What gets complicated is if you hold more than one job, or have a day job and self-employment income on the side, and that pushes your total income above the threshold. Couples where one spouse is over the threshold and one is under, or where both spouses are under the threshold but combined they are over it, can all face underwithholding problems too.
Here's an example. If both spouses make $200,000, they're exempt on only $250,000, which means they're underwithheld by $1,350. That's what they'll owe come April if they don't adjust their W-4 withholding or pay in estimated tax payments to pay in now. If they don't take these corrective measures, they'd owe a penalty of about $27 calculates Kaye Thomas, founder of Fairmark.com.
For a couple with one high-earner spouse who sees the withholding on his paycheck and a spouse earning $100,000, they'll owe $900 in April.

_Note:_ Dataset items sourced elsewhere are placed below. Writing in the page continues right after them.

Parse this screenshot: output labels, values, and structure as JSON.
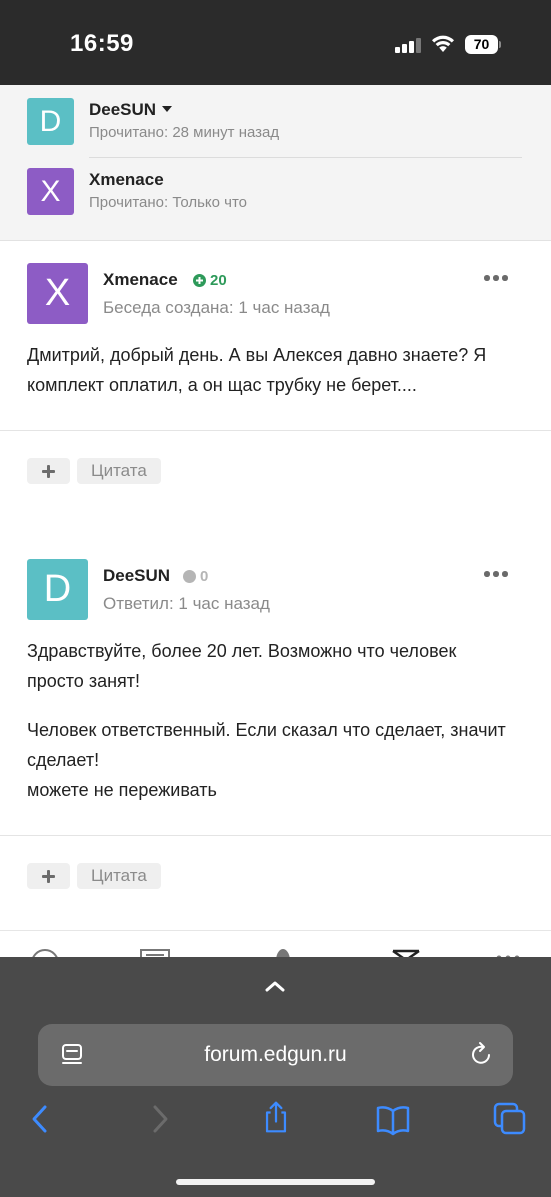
{
  "status_bar": {
    "time": "16:59",
    "battery": "70"
  },
  "participants": [
    {
      "initial": "D",
      "name": "DeeSUN",
      "read": "Прочитано: 28 минут назад",
      "avatar_color": "#5bbfc5"
    },
    {
      "initial": "X",
      "name": "Xmenace",
      "read": "Прочитано: Только что",
      "avatar_color": "#8d5cc5"
    }
  ],
  "posts": [
    {
      "initial": "X",
      "author": "Xmenace",
      "reputation": "20",
      "reputation_color": "#2e9a5a",
      "meta": "Беседа создана: 1 час назад",
      "avatar_color": "#8d5cc5",
      "paragraphs": [
        "Дмитрий, добрый день. А вы Алексея давно знаете? Я комплект оплатил, а он щас трубку не берет...."
      ],
      "quote_label": "Цитата"
    },
    {
      "initial": "D",
      "author": "DeeSUN",
      "reputation": "0",
      "reputation_color": "#b5b5b5",
      "meta": "Ответил: 1 час назад",
      "avatar_color": "#5bbfc5",
      "paragraphs": [
        "Здравствуйте, более 20 лет. Возможно что человек просто занят!",
        "Человек ответственный. Если сказал что сделает, значит сделает!",
        "можете не переживать"
      ],
      "quote_label": "Цитата"
    }
  ],
  "browser": {
    "url": "forum.edgun.ru",
    "accent_color": "#3d8bff"
  }
}
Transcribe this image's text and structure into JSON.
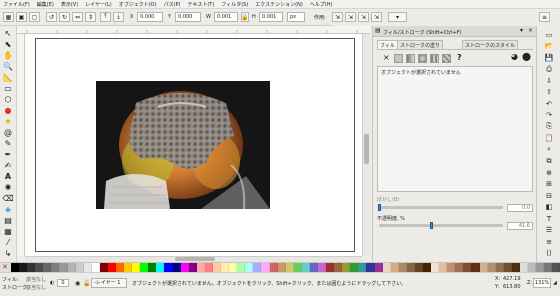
{
  "menubar": {
    "items": [
      "ファイル(F)",
      "編集(E)",
      "表示(V)",
      "レイヤー(L)",
      "オブジェクト(O)",
      "パス(P)",
      "テキスト(T)",
      "フィルタ(S)",
      "エクステンション(N)",
      "ヘルプ(H)"
    ]
  },
  "tool_controls": {
    "x_label": "X",
    "x_value": "0.000",
    "y_label": "Y",
    "y_value": "0.000",
    "w_label": "W",
    "w_value": "0.001",
    "h_label": "H",
    "h_value": "0.001",
    "unit": "px",
    "affect_label": "作用:"
  },
  "panel": {
    "title": "フィル/ストローク (Shift+Ctrl+F)",
    "tabs": [
      "フィル",
      "ストロークの塗り",
      "ストロークのスタイル"
    ],
    "fill_type_x": "×",
    "fill_type_question": "?",
    "no_selection": "オブジェクトが選択されていません",
    "blur_label": "ぼかし(B)",
    "blur_value": "0.0",
    "blur_fraction": 0.0,
    "opacity_label": "不透明度, %",
    "opacity_value": "41.6",
    "opacity_fraction": 0.416
  },
  "statusbar": {
    "fill_label": "フィル:",
    "fill_value": "該当なし",
    "stroke_label": "ストローク:",
    "stroke_value": "該当なし",
    "opacity_value": "0",
    "layer_name": "-レイヤー 1",
    "message": "オブジェクトが選択されていません。オブジェクトをクリック、Shift+クリック、または囲むようにドラッグして下さい。",
    "coord_x_label": "X:",
    "coord_x": "427.19",
    "coord_y_label": "Y:",
    "coord_y": "613.80",
    "zoom_label": "Z:",
    "zoom": "131%"
  },
  "colors": {
    "accent": "#3a8fd6",
    "palette": [
      "#000000",
      "#1a1a1a",
      "#333333",
      "#4d4d4d",
      "#666666",
      "#808080",
      "#999999",
      "#b3b3b3",
      "#cccccc",
      "#e6e6e6",
      "#ffffff",
      "#800000",
      "#ff0000",
      "#ff6600",
      "#ffcc00",
      "#ffff00",
      "#00ff00",
      "#008000",
      "#00ffff",
      "#0000ff",
      "#000080",
      "#ff00ff",
      "#800080",
      "#ffaaaa",
      "#ff8080",
      "#ffccaa",
      "#ffeeaa",
      "#ffffaa",
      "#aaffaa",
      "#aaffff",
      "#aaaaff",
      "#ffaaff",
      "#cc6666",
      "#cc9966",
      "#cccc66",
      "#66cc66",
      "#66cccc",
      "#6666cc",
      "#cc66cc",
      "#993333",
      "#996633",
      "#999933",
      "#339933",
      "#339999",
      "#333399",
      "#993399",
      "#e9d7c0",
      "#d4aa88",
      "#aa8866",
      "#886644",
      "#664422",
      "#442200",
      "#f4e0d0",
      "#e0c0a0",
      "#c09070",
      "#a07050",
      "#805030",
      "#603010",
      "#d0b090",
      "#b09070",
      "#907050",
      "#705030",
      "#503010",
      "#dddddd",
      "#bbbbbb",
      "#999999",
      "#777777",
      "#555555"
    ]
  },
  "icons": {
    "toolbox": [
      "select-arrow-icon",
      "node-tool-icon",
      "tweak-tool-icon",
      "zoom-tool-icon",
      "measure-tool-icon",
      "rectangle-tool-icon",
      "box3d-tool-icon",
      "ellipse-tool-icon",
      "star-tool-icon",
      "spiral-tool-icon",
      "pencil-tool-icon",
      "pen-tool-icon",
      "calligraphy-tool-icon",
      "text-tool-icon",
      "spray-tool-icon",
      "eraser-tool-icon",
      "bucket-tool-icon",
      "gradient-tool-icon",
      "mesh-tool-icon",
      "dropper-tool-icon",
      "connector-tool-icon"
    ],
    "rightbar": [
      "new-doc-icon",
      "open-icon",
      "save-icon",
      "print-icon",
      "import-icon",
      "export-icon",
      "undo-icon",
      "redo-icon",
      "copy-icon",
      "paste-icon",
      "zoom-icon",
      "duplicate-icon",
      "clone-icon",
      "group-icon",
      "ungroup-icon",
      "fill-stroke-icon",
      "text-font-icon",
      "layers-icon",
      "align-icon",
      "xml-icon"
    ]
  }
}
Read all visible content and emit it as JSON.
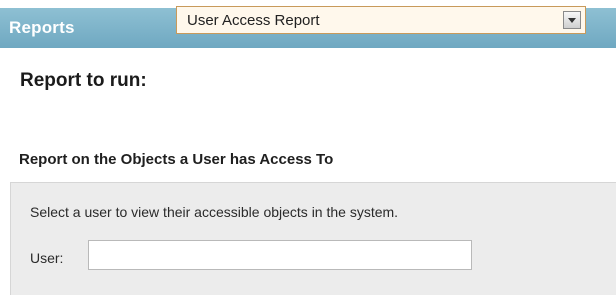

Who gets a refund? A high earner spouse with a stay-at home or low-earner spouse. Say the high-earner spouse brings in $250,000 and the spouse is retired. The high-earner spouse's employer would be withholding on that extra $50,000, and it would be extra withholding.
Bizarrely, you can't fix this by asking your employer to stop withholding for the surtax -- nor can you fix the underwithholding example by asking your employer to withhold the surtax. Instead you have to adjust your W-4 to withhold more or less regular income tax.
"You're supposed to have figured this out," says Nash, who has been helping clients run the numbers to plan for the surtax.
Here are some ideas.
For wage earners, deferring the exercise of options or deferring some income as part of a nonqualified deferred compensation plan into next year could keep you under the threshold for this year. Unfortunately, the way the calculations work, stashing more in your 401k won't help reduce the amount of your wages subject to the surtax.
Self-employed individuals have more room to finesse or bunch their income. They could defer billing and collections until January 2014 and/or accelerate expense payments into 2013 to offset 2013 income. To the extent S Corp owners draw more than $200,000 in salary, they could take more as S Corp distributions and less as salary, but within reason. "You can’t manipulate this without any conscious at all," says Nash. (The Medicare base tax is 2.9 percent for the self-employed, so the surtax increases the total Medicare tax to 3.8 percent on self-employment income.)
Another warning: if you're just under the threshold, watch out. The threshold amounts are not indexed for inflation, so the tax will snare more people each year.